Bir çocuğun başörtüsüyle sahneye çıkması, bir gencin namaza yönelmesi kimseye zarar vermez. Aksine, toplumun ahlak temellerini güçlendirir, toplumsal barışı besler.

Ama belli ki bazıları, barıştan değil; çatışmadan beslenmeye alışmış. Çünkü bu zihniyet yıllarca şiddetin, kinin, gözyaşının gölgesinde var oldu. Silahın sustuğu yerde, sözün ve sevginin yeşermesinden korkuyorlar.

Silah yakma törenlerinde üç beş silah yakarak, silahı bıraktıklarını iddia edenler hiçte dürüst görünmüyor. Asıl mesele sadece silahı değil, kan, gözyaşı, çatışma, çekişme, toplumu kutuplaştırma ve İslami değerlere savaş açma zihniyetini bırakmaktır. Kalemden, kitaptan, imandan korkan bir anlayışın barışla, huzurla işi olamaz.

Toplumsal barış, sadece çatışmasızlıkla sağlanmaz. Barış, kalplerde başlar.
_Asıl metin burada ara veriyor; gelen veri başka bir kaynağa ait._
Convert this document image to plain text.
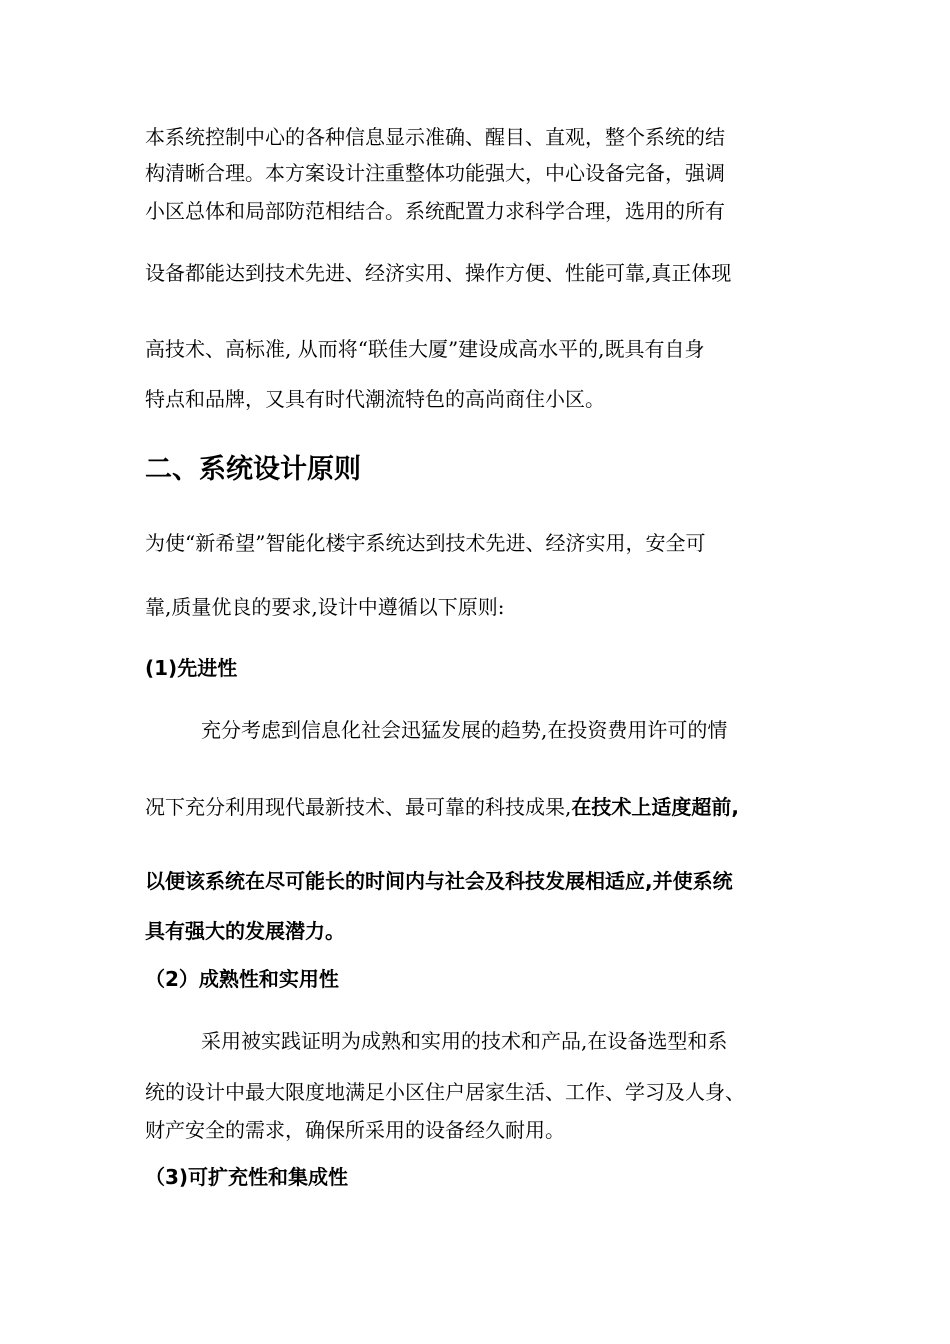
本系统控制中心的各种信息显示准确、醒目、直观，整个系统的结

构清晰合理。本方案设计注重整体功能强大，中心设备完备，强调

小区总体和局部防范相结合。系统配置力求科学合理，选用的所有

设备都能达到技术先进、经济实用、操作方便、性能可靠,真正体现

高技术、高标准, 从而将“联佳大厦”建设成高水平的,既具有自身

特点和品牌，又具有时代潮流特色的高尚商住小区。

二、系统设计原则

为使“新希望”智能化楼宇系统达到技术先进、经济实用，安全可

靠,质量优良的要求,设计中遵循以下原则:

(1)先进性

充分考虑到信息化社会迅猛发展的趋势,在投资费用许可的情

况下充分利用现代最新技术、最可靠的科技成果,在技术上适度超前,

以便该系统在尽可能长的时间内与社会及科技发展相适应,并使系统

具有强大的发展潜力。

（2）成熟性和实用性

采用被实践证明为成熟和实用的技术和产品,在设备选型和系

统的设计中最大限度地满足小区住户居家生活、工作、学习及人身、

财产安全的需求，确保所采用的设备经久耐用。

（3)可扩充性和集成性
Kalplerin huzur bulduğu yer ise inançtır.

Diyarbakır’da son günlerde düzenlenen tesettür etkinlikleri ve namaza başlama programları, toplumun manevi dirilişine işaret eden güzel gelişmelerdir. Gençlerin, çocukların kendi değerleriyle tanışması, buluşması, yüreklerin huzurla dolduğu bu sahneler, bir halkın kökleriyle yeniden bağ kurmasının en somut göstergesidir.
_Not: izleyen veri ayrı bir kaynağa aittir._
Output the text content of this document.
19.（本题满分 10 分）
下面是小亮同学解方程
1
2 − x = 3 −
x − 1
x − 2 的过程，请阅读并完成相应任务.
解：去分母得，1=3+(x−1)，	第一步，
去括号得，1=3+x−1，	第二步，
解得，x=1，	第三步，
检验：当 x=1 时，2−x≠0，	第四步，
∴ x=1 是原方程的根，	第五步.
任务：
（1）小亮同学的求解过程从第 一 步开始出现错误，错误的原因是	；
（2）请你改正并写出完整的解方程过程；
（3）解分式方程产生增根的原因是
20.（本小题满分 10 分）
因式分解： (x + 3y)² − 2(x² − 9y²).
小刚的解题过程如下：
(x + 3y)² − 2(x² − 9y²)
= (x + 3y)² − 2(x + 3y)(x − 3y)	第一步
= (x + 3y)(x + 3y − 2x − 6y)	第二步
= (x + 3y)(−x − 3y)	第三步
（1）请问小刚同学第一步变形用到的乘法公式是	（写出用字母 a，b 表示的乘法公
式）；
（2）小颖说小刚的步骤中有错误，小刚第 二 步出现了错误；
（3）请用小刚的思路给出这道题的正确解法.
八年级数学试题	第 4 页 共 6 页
Ancak ne yazık ki, bu muazzam tabloyu bile hazmedemeyen bir kesim yine devreye girdi. DEM Partisi, bu anlamlı etkinlikleri sanki büyük bir sorunmuş gibi gösterip Meclis gündemine taşıdı. Oysa bu programlar, toplumu ayrıştırmak için değil, aksine birleştirmek, iyilikte yarışmak, güzelliği paylaşmak için yapılmıştır.

Bir süredir toplumun inanç damarını zayıflatmak isteyen bazı odaklar, halkın maneviyatla buluşmasından rahatsızlık duyuyor. Çünkü onlar için güçlü, bilinçli, imanlı bir gençlik; kendi ideolojik hesaplarının en büyük engelidir.

Diyarbakır sokaklarında yıllarca şiddetin, taşın, sopanın, öfkenin hüküm sürdüğü günleri unutmadık. O karanlık dönemlerde, nice çocukların ellerine kalem yerine taş tutuşturuldu. Nice genç, ilimle değil ideolojiyle zehirlendi.

Bugün ise o gençlerin yerini, ellerini semaya açıp dua eden, Kur’an okuyan, ibadetle huzur bulan gençler alıyor. İşte rahatsızlık tam da buradan başlıyor. Çünkü artık o eski düzen, o nefret dolu sokaklar yok. Onun yerini sevgi, birlik ve inançla yoğrulmuş yeni bir nesil alıyor.

Bir toplumun geleceği, gençliğinin yöneldiği yerdedir. Bildiğim bir şey var o da geleceği sağlam temellere oturtmanın tek yolu, imanlı, ilimle donanmış, edepli ve ahlaklı gençleri yetiştirmektir.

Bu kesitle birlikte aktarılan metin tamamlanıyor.